While many portrayed Trump’s national security advisor, John Bolton, as the real architect of the violence, the president revealed that Bolton was actually a moderating voice on Cuba and Venezuela, while he [Trump] favored even more direct action.
An anti-war war hawk?
That is why Trump’s recent statements on the Middle East were all the more surprising. Defending his surprise decision to withdraw from fighting in Syria, he argued that the U.S. “should never have been in the Middle East in the first place,” claiming “The stupid endless wars, for us, are ending!”
But the president went even further, offering a serious analysis of the costs of America’s overseas operations. “The United States has spent eight trillion dollars” on war in the region, he declared on Twitter; “Going into the Middle East is the worst decision ever made in the history of our country. We went to war under a false & now disproven premise, weapons of mass destruction. There were none!”

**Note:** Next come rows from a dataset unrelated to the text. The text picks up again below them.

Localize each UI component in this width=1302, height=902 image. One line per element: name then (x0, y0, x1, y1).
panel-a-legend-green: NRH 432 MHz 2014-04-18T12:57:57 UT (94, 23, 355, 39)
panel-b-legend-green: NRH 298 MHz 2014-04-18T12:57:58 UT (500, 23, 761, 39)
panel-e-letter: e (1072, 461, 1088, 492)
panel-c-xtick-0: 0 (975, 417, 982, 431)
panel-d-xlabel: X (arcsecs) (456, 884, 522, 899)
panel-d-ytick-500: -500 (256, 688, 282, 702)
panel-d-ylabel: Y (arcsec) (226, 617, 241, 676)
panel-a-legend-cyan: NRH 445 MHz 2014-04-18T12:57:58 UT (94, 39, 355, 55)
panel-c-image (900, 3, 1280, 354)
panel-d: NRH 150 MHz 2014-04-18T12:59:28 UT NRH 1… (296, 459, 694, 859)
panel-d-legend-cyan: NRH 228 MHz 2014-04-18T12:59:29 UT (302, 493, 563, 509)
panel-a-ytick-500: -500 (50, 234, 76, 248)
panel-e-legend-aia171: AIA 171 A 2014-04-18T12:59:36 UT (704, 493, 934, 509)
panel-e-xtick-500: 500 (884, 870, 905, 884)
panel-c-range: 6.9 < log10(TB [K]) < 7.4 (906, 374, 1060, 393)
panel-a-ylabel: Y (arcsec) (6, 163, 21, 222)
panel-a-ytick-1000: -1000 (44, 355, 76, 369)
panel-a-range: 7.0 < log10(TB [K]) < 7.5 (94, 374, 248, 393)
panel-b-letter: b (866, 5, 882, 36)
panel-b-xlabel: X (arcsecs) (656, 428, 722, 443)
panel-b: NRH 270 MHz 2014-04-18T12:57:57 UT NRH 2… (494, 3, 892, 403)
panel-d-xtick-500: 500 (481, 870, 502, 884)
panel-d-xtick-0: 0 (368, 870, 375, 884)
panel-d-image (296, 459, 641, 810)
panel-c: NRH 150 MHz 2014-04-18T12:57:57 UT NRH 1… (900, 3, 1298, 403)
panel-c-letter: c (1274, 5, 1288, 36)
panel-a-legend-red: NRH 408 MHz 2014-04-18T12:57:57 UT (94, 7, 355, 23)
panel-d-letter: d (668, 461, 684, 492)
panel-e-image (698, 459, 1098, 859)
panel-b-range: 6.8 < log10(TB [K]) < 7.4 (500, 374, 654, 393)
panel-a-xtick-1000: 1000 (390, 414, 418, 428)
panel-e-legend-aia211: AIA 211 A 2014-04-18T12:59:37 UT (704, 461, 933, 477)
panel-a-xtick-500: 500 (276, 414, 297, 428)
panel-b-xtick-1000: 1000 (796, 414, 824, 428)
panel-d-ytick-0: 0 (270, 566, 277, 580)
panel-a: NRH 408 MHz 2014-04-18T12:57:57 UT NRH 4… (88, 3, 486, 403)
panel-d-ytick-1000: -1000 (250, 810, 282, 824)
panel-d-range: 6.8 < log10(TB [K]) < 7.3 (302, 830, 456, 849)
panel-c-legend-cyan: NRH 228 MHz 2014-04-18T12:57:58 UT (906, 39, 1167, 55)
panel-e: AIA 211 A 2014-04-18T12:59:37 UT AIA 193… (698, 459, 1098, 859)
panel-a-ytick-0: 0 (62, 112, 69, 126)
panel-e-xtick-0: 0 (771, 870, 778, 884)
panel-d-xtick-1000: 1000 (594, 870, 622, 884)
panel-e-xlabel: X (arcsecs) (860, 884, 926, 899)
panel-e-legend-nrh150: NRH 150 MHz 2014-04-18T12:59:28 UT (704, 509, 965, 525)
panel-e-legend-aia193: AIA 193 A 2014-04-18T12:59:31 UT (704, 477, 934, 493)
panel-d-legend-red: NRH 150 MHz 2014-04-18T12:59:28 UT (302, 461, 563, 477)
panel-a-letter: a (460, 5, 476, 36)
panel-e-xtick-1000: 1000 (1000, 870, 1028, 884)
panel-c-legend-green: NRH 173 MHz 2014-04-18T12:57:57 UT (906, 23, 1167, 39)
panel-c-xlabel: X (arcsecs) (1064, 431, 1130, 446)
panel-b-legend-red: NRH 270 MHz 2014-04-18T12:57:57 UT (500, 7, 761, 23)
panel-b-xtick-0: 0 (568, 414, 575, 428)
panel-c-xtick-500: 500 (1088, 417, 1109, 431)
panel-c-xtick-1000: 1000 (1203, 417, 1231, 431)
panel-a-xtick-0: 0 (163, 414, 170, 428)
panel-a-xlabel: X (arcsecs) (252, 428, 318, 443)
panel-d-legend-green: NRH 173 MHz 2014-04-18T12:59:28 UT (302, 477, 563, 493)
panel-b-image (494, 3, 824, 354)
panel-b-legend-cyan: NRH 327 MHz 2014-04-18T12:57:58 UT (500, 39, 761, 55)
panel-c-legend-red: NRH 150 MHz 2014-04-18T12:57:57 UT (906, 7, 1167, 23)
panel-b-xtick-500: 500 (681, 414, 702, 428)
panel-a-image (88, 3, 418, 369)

What was most shocking of all in this uncharacteristic bout of honesty was that Trump discussed the human cost of war, something rarely mentioned in corporate media. “Thousands of our Great Soldiers have died or been badly wounded. Millions of people have died on the other side,” he added.
His comments elicited a storm of outrage on social media from the professional liberal “resistance,” apparently more angry that he said the quiet part loud than about the millions of dead people. Political satirist Jeremy Newberger claimed he had been brainwashed by Turkish President Recep Erdogan, and asked him “did you consider putting a big bow on Syria when you decided to gift it to Putin?” Meanwhile, former British Member of Parliament turned professional #Resistance grafter Louise Mensch slammed the president: “TRAITOR! The women of the YPG are DYING at your hands as YOU let ISIS take Raqqa! You SURRENDERED TO RADICAL ISLAMIC TERRORISM!” she responded, in an eclectic mix of capitalized and non-capitalized words.
Liberal-skewing media was barely any slower in lining up shoulder to shoulder with traditional conservatives in opposing Trump’s anti-war intimations, giving pro-war criticisms of Trump from prominent Republicans like Lindsay Graham, Nikki Haley and Liz Cheney full coverage.
NPR, CNN and the New York Times all dedicated significant resources to reporting the condemnations of Trump’s tweets, the latter’s editorial board asking “Does Donald Trump [even] know what his Syria policy is?” The Washington Post claimed that Pentagon officials were “struggling” to explain Trump’s “abandonment of the Kurds and kowtowing to Turkey,” claiming national security aides were mobilizing to “repair the damage” Trump caused. An MSNBC segment headlined “Donald Trump betrays American allies” insinuated that Trump’s decision to pull away from Syria was due to his business deals in Turkey, reminding viewers of Trump Tower in Istanbul. Esquire Magazine claimed that his actions were something “only a twisted, compromised mind could concoct.”